What happens when your dreams are too many to count? One day I want to be a professional writer, and then the next I want to be an interior decorator. And then some days, I’m content with being a homemaker. But I have a longing that has been stirring in me for decades. Being a wife and mother isn’t all that I am created to be. I want to be more. I want to grow more and achieve more. Not for the sake of achievement, but for the sake of fulfillment. I sit and I dream and I plan. But, the getting started, and most of all, pushing through….eh, not so much.

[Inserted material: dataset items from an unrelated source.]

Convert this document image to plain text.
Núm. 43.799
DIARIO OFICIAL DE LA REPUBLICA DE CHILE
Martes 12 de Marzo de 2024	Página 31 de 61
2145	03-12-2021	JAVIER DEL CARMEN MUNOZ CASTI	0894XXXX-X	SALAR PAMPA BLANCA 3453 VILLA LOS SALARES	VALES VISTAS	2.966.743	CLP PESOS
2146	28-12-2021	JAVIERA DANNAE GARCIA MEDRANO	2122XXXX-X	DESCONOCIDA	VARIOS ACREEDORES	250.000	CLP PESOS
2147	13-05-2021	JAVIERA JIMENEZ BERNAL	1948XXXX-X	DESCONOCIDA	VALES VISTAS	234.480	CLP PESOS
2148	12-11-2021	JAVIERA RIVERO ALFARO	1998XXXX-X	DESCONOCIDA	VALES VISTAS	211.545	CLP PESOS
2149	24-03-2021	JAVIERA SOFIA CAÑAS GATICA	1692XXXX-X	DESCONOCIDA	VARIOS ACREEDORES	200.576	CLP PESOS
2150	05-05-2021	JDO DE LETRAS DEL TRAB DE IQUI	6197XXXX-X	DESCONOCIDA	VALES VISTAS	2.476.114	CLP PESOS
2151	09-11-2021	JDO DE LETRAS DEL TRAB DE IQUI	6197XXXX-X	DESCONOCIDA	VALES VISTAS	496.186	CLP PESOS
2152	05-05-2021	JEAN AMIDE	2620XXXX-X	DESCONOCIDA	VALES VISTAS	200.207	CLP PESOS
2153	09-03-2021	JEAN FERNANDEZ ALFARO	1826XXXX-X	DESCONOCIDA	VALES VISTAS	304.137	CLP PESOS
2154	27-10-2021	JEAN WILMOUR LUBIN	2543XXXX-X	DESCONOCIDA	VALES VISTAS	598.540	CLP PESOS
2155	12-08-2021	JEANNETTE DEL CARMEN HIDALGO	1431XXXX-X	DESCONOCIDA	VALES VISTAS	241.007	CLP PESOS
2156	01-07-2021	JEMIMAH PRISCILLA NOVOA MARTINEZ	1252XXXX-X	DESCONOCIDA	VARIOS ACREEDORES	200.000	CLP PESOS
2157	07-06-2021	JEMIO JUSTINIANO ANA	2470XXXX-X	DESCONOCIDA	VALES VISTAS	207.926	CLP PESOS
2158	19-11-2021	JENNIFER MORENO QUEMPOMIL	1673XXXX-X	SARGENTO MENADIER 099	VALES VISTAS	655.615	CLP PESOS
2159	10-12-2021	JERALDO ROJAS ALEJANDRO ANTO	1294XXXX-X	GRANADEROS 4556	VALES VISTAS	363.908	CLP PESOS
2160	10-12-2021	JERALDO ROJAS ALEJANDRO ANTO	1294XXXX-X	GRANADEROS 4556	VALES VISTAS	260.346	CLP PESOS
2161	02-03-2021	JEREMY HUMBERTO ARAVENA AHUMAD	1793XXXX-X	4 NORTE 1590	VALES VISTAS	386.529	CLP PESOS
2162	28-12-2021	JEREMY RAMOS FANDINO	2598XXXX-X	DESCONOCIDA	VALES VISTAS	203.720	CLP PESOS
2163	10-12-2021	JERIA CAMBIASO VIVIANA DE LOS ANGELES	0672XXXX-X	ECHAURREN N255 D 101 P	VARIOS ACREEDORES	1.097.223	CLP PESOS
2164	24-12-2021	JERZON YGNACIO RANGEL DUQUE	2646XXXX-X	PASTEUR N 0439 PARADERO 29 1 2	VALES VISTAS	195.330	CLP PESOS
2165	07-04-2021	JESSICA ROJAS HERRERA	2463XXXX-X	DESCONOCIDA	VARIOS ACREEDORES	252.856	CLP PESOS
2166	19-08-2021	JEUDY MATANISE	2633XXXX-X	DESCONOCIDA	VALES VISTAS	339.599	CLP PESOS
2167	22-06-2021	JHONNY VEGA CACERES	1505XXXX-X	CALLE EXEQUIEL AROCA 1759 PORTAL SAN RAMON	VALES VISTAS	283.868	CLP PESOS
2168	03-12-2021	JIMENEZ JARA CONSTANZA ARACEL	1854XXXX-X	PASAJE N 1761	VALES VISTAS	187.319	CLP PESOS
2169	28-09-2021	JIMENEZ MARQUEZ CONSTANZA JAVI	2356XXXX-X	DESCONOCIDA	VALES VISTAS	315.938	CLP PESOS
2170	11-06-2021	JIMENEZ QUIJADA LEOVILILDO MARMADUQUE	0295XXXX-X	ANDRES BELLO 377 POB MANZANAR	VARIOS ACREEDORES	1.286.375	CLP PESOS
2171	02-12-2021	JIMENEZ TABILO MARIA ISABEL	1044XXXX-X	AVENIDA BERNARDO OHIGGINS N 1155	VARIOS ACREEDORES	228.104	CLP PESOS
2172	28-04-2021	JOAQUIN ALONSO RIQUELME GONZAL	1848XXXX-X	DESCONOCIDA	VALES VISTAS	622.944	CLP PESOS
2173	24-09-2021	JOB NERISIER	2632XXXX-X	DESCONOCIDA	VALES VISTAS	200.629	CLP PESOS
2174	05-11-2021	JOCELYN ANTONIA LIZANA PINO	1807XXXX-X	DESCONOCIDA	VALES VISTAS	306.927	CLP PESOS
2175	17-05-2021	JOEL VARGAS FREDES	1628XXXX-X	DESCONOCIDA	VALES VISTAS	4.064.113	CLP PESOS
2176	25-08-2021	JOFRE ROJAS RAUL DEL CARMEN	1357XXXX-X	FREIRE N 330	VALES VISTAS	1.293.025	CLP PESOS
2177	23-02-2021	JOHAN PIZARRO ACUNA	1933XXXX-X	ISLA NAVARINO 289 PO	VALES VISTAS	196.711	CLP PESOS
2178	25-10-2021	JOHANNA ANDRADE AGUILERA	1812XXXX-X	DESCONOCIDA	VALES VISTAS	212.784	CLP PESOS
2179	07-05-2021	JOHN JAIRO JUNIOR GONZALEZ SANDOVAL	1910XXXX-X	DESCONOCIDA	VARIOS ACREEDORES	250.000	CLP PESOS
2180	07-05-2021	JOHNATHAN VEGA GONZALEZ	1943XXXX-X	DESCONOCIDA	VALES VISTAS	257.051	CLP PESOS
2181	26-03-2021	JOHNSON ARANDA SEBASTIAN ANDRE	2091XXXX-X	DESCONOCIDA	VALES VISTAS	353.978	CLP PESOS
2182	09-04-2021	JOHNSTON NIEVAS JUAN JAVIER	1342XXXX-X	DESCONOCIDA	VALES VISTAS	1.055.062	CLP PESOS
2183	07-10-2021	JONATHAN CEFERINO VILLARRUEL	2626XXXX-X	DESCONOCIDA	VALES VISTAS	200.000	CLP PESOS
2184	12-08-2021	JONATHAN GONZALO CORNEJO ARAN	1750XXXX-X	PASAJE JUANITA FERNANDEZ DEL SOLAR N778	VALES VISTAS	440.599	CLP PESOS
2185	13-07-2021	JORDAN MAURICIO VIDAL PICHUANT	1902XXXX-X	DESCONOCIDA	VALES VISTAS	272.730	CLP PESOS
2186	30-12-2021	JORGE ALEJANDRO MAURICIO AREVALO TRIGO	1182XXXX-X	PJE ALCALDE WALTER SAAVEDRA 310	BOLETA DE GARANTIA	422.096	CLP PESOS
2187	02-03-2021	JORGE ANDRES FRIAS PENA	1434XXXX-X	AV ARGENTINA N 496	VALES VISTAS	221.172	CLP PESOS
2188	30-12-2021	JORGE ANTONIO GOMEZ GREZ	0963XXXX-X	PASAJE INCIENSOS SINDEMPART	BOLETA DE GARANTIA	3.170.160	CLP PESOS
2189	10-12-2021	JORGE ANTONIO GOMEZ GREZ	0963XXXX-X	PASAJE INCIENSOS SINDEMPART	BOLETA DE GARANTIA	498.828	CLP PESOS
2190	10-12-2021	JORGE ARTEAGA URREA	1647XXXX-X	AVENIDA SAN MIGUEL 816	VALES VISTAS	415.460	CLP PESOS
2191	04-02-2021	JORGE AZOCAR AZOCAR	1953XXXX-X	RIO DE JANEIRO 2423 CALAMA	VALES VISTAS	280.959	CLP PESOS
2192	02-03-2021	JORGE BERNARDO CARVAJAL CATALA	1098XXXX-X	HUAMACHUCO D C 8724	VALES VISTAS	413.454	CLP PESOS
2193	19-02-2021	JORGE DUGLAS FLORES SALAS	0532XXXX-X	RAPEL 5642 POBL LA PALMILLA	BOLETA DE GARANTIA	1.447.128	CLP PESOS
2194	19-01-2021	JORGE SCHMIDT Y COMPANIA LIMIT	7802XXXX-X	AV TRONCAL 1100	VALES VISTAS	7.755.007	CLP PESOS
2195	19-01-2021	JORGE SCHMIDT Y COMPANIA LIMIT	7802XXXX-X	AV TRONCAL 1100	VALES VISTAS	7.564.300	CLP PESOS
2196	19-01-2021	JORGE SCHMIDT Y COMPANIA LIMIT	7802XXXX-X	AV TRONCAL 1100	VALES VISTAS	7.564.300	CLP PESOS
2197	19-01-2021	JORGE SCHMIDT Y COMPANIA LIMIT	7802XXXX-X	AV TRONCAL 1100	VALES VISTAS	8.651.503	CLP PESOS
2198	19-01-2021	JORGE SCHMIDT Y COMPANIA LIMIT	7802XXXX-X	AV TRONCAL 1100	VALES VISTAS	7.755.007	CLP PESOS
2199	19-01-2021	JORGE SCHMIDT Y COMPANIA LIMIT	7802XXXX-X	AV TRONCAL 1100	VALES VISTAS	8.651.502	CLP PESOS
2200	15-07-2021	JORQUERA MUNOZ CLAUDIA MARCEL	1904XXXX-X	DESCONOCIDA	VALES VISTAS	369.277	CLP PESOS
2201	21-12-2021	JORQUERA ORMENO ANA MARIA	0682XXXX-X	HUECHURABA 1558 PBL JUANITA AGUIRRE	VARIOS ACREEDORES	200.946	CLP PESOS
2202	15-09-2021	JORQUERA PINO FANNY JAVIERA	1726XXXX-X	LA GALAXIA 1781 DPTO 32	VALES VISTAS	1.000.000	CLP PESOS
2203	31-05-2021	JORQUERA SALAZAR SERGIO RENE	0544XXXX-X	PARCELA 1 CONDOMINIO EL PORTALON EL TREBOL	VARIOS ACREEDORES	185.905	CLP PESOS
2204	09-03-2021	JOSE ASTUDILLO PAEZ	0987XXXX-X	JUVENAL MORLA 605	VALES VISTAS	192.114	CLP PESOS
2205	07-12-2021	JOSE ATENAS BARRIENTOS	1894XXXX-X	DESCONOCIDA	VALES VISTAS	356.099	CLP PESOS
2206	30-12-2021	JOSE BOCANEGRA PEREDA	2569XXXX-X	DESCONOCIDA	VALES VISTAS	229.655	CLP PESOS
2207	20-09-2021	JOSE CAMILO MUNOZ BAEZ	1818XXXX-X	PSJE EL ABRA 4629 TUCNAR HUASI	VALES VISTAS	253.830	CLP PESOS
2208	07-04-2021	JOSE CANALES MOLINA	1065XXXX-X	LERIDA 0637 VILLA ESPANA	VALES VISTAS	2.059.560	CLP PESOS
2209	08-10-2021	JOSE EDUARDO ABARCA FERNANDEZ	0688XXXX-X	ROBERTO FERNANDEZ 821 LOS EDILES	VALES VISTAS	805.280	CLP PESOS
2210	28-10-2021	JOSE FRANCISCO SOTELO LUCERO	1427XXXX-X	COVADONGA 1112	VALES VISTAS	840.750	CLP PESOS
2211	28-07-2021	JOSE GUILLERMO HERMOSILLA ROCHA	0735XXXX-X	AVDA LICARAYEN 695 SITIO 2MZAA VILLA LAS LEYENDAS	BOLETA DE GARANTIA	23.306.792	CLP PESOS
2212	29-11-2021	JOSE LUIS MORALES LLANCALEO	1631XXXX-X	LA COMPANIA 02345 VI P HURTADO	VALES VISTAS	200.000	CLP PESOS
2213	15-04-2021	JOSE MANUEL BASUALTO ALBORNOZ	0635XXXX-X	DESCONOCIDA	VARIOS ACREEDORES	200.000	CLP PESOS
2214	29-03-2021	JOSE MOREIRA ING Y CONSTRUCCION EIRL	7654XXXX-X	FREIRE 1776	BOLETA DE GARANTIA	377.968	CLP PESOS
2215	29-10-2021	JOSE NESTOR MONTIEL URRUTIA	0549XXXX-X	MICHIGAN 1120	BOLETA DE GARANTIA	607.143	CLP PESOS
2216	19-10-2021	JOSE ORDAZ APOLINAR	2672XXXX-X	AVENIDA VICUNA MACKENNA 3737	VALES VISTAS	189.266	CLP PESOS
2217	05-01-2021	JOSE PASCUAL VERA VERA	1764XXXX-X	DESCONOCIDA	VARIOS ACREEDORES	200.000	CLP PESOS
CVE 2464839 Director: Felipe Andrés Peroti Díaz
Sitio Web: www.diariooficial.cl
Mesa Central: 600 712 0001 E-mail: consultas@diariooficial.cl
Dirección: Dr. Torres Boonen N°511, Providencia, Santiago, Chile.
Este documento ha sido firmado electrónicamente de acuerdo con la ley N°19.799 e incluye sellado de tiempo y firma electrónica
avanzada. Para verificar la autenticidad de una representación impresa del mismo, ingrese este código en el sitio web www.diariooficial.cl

Enter….fear of failure. And the mentality that there are many others doing the exact same thing. And more often than not, nothing comes of it. Or perhaps, maybe something does? Why is the standard of achievement measured by money, and recognition? Why can’t we do something that we love without the internal pressure of building an empire? I’d like to see what happens when we, as women, just do the damn thing, because it feeds our souls and our deepest longings. That should be the standard for success. Starting a revolution of women who find their capability and strength outside of the “traditional” roles of a caretaker. Let’s be caretakers of ourselves. Learning that the love of self is not selfish. It’s perhaps the kindest gift that we can bring to ourselves and the world. What if our biggest achievement is actually learning that we must not neglect who we are? So, start dreaming again. And tell yourself that a dream is still a dream even if the flame burns out faster than you’d hoped. Because the dreams aren’t dead just because the fire is dying down. All it takes is one tiny ember to start again. Even if it’s a slow burn.
I’ll take fulfillment over “success” any day of the week. So, I’m resisting the patriarchy and all of the other systems that try to tell me who I am. Mary Oliver would ask what we are doing with our one “wild and precious life”. For now, you’ll find me pouring my soul out onto these pages that no one is reading. This is my healing journey. My story. What is yours?